Every fall, incoming freshmen complete a health survey from HUHS. The mental health portion of the survey shows that while rates of depression among incoming freshmen have fluctuated over the past eight years, rates of anxiety have seen a marked increased in recent years, according to HUHS director Paul J. Barreira.
“And this is also nationally, people talking about this issue know that anxiety seems to be increasing compared to other things,” Barreira said.
Rates of depression among incoming freshmen have fluctuated between 7.8 and 11.6 percent over the past eight years. From 2007 to 2011, the rates of anxiety among incoming freshmen hovered between 7.4 and 10.4 percent, but in 2015, the rates climbed to 11.6 percent. That figure indicates the percentage of students who report having experienced these mental health conditions during the year prior to their entrance to Harvard.
According to a national survey conducted annually by the Association for University and College Counseling Center Directors, in 2015, 47.4 percent of students who utilized counseling services reported anxiety as a primary mental health concern, while 40.2 percent reported depression as a primary concern.

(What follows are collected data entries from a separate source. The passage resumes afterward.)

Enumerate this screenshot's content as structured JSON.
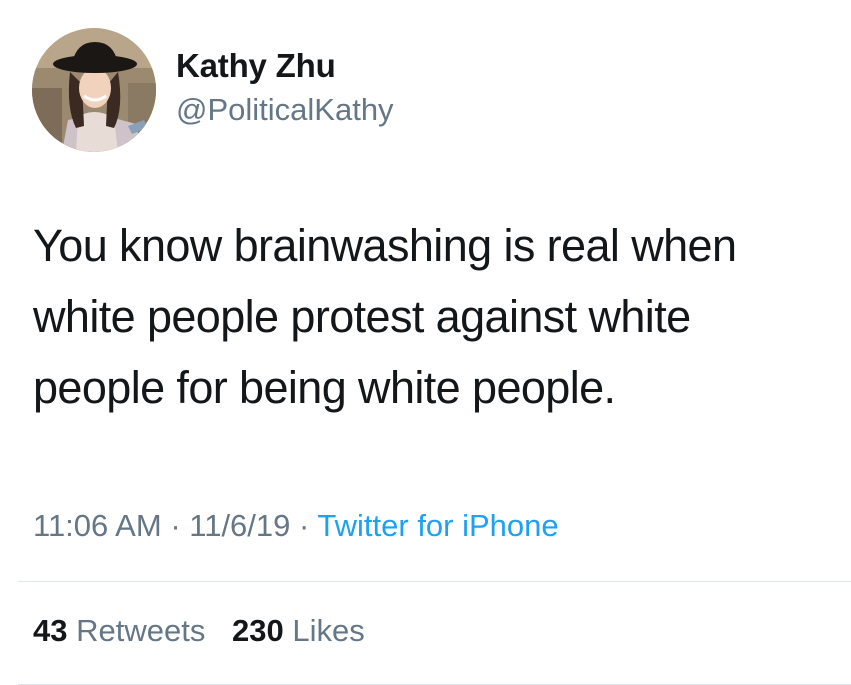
{
  "user": {
    "name": "Kathy Zhu",
    "handle": "@PoliticalKathy"
  },
  "tweet": {
    "lines": [
      "You know brainwashing is real when",
      "white people protest against white",
      "people for being white people."
    ],
    "time": "11:06 AM",
    "date": "11/6/19",
    "separator": "·",
    "source": "Twitter for iPhone"
  },
  "stats": {
    "retweets_count": "43",
    "retweets_label": "Retweets",
    "likes_count": "230",
    "likes_label": "Likes"
  },
  "colors": {
    "text": "#14171a",
    "secondary": "#657786",
    "link": "#1da1f2",
    "divider": "#e1e8ed"
  }
}
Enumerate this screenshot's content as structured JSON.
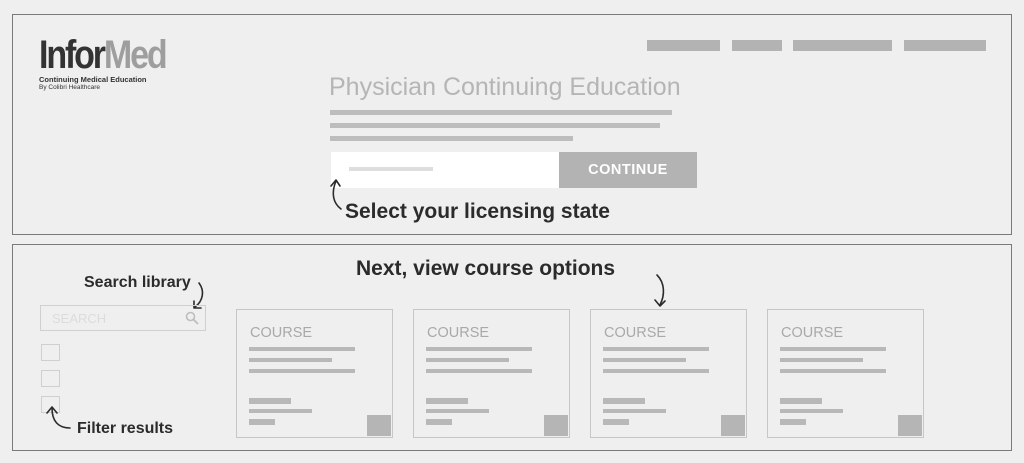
{
  "brand": {
    "logo_part1": "Infor",
    "logo_part2": "Med",
    "tagline": "Continuing Medical Education",
    "byline": "By Colibri Healthcare"
  },
  "hero": {
    "title": "Physician Continuing Education",
    "continue_label": "CONTINUE",
    "state_annotation": "Select your licensing state"
  },
  "library": {
    "annotation": "Next, view course options",
    "search_annotation": "Search library",
    "search_placeholder": "SEARCH",
    "filter_annotation": "Filter results",
    "courses": [
      {
        "label": "COURSE"
      },
      {
        "label": "COURSE"
      },
      {
        "label": "COURSE"
      },
      {
        "label": "COURSE"
      }
    ]
  },
  "icons": {
    "search": "magnifier-icon"
  },
  "colors": {
    "background": "#efefef",
    "frame": "#7a7a7a",
    "placeholder_gray": "#b3b3b3",
    "annotation_text": "#2b2b2b"
  }
}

The format of the freshman survey at Harvard included the use of stem questions, providing supplemental questions for students who reported having experienced mental illness. These more detailed questions help identify whether or not students had experienced a mental illness by honing in on identifiable symptoms.
“If you answer yes, then they ask something else and they ask something else,” Barreira said. “So it’s pretty darn close to being clinical depression, and not just having a bad day.”
According to Barreira, another health survey conducted by HUHS in March showed that BGLTQ students are at a higher risk for depression, anxiety, and suicidal ideation, but not suicidal attempts. The survey also showed that women experienced higher rates of depression and anxiety than men.
Surveys conducted by HUHS show rates of depression are about the same from freshman to senior year, yet rates of anxiety and panic attacks increase over the four years, according to Barreira.
As of March, the Counseling and Mental Health Services branch of HUHS has welcomed over 18,000 visits to date.